Information can be easily distorted or made to show only one perspective. For example, this blog from a 2007 incident at a wedding in Gaza:

"Hamas kills innocent Palestinians because they were singing."

This is a strong point of view about strong content: murder. Other perspectives are missing, including ones based on reports that, while Hamas apparently broke up a wedding party because several Fatah leaders were in attendance. No one was killed. (Reuters, Jerusalem Post)

Information that includes strong sentiments often makes use of strong language or words chosen for a specific impact. For example:

"A woman named Doris stood to ask the president [Obama] whether it was a "wise decision to add more taxes to us with the health care" package. "We are over-taxed as it is," Doris said bluntly. The response she got was simply silly, confusing liberal clap-trap. " Source: 9 April 2010.

The language here is likely to have different effects depending on an individual's personal bias. If you have a liberal bias, this account reads like an attack on Obama. If you have a conservative bias, this account may sound pretty reasonable. If you are neither liberal nor conservative, the snippet may come across as an argument intended to provoke a response. "Simply silly" and "liberal clap-trap" are emotion-laden words chosen on purpose.

Information with a unique perspective or slant is moderately biased. It doesn't go so far as to be prejudicial or to become propaganda, but the author's point of view is neither balanced nor objective. For example, this passage from Save the Endangered Pacific Northwest Tree Octopus:

"How You Can Help: Participate in tree octopus awareness marches. You can demonstrate their plight during the march by having your friends dress up as tree octopuses while you attack them in a lumber jack costume."

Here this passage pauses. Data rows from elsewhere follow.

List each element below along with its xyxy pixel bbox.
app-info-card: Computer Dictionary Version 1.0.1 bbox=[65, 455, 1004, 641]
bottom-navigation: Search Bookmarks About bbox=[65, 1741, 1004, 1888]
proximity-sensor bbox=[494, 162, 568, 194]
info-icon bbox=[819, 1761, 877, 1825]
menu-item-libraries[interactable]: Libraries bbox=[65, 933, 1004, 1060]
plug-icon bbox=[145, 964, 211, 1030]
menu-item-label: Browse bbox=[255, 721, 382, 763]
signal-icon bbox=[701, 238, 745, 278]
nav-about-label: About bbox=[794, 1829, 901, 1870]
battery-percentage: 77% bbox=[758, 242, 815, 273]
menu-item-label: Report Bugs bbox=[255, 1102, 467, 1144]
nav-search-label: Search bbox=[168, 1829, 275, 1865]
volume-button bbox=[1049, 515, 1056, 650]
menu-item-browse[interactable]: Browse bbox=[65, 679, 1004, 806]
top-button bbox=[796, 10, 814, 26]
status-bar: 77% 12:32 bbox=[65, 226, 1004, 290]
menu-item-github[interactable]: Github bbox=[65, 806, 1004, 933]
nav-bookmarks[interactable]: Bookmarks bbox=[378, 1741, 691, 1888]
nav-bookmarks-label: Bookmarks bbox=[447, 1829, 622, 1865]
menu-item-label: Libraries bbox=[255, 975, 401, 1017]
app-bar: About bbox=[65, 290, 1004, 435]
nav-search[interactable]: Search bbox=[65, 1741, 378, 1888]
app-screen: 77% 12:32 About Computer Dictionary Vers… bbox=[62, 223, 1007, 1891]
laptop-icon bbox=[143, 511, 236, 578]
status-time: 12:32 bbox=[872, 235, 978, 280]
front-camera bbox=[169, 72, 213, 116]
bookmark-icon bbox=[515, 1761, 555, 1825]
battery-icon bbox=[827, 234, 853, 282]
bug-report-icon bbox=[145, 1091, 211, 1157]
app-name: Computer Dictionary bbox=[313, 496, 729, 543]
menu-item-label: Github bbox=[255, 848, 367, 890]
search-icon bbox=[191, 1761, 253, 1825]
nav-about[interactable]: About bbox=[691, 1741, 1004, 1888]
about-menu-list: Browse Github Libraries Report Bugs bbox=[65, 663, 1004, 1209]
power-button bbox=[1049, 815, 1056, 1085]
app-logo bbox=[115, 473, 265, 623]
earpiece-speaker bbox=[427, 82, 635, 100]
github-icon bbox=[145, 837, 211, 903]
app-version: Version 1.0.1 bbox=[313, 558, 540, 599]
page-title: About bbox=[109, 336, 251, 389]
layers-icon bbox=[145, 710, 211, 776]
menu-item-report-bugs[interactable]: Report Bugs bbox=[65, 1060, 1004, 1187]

The idea of parading around in costumes to depict the plight of the Tree Octopus seems more light-hearted than serious. Here the content is surprising. It just could be a joke.

Detecting Biasphilosopher and elephant

As you read, pay attention to words, pictures and emotions, but don't lose sight of the big picture.

Speak the words outloud. Who do you imagine would be comfortable saying these words? Someone speaking fairly? Someone with a cause to promote? If the words or reasoning sounds odd or feels uncomfortable coming from your mouth, they could be biased.

Watch for words like always, never, obviously and words that 'jump out at you.' A balanced point of view gives readers options. Biased points of view tend to have only one option: the one being presented. Biased points of view may include words that seem out of place.

Pay attention to images. Biased arguments are often accompanied by pictures, charts, tables, etc. that support only one conclusion. Remember, a picture may be worth a thousand words. Is the picture real? Is it taken out of context? Is the information in the chart accurate?

Be on the outlook for the author's purpose. Ask: why did the author write this? What point does the author want to make? Is the author trying to persuade readers to agree with a specific point of view?

Three things you can do if you suspect bias

See who agrees or disagrees with the author.

Use fact-checking to see if the information is accurate, exists elsewhere on the Internet and who else uses it.

Don't believe everything you see or read. If the information seems biased or surprising, be skeptical.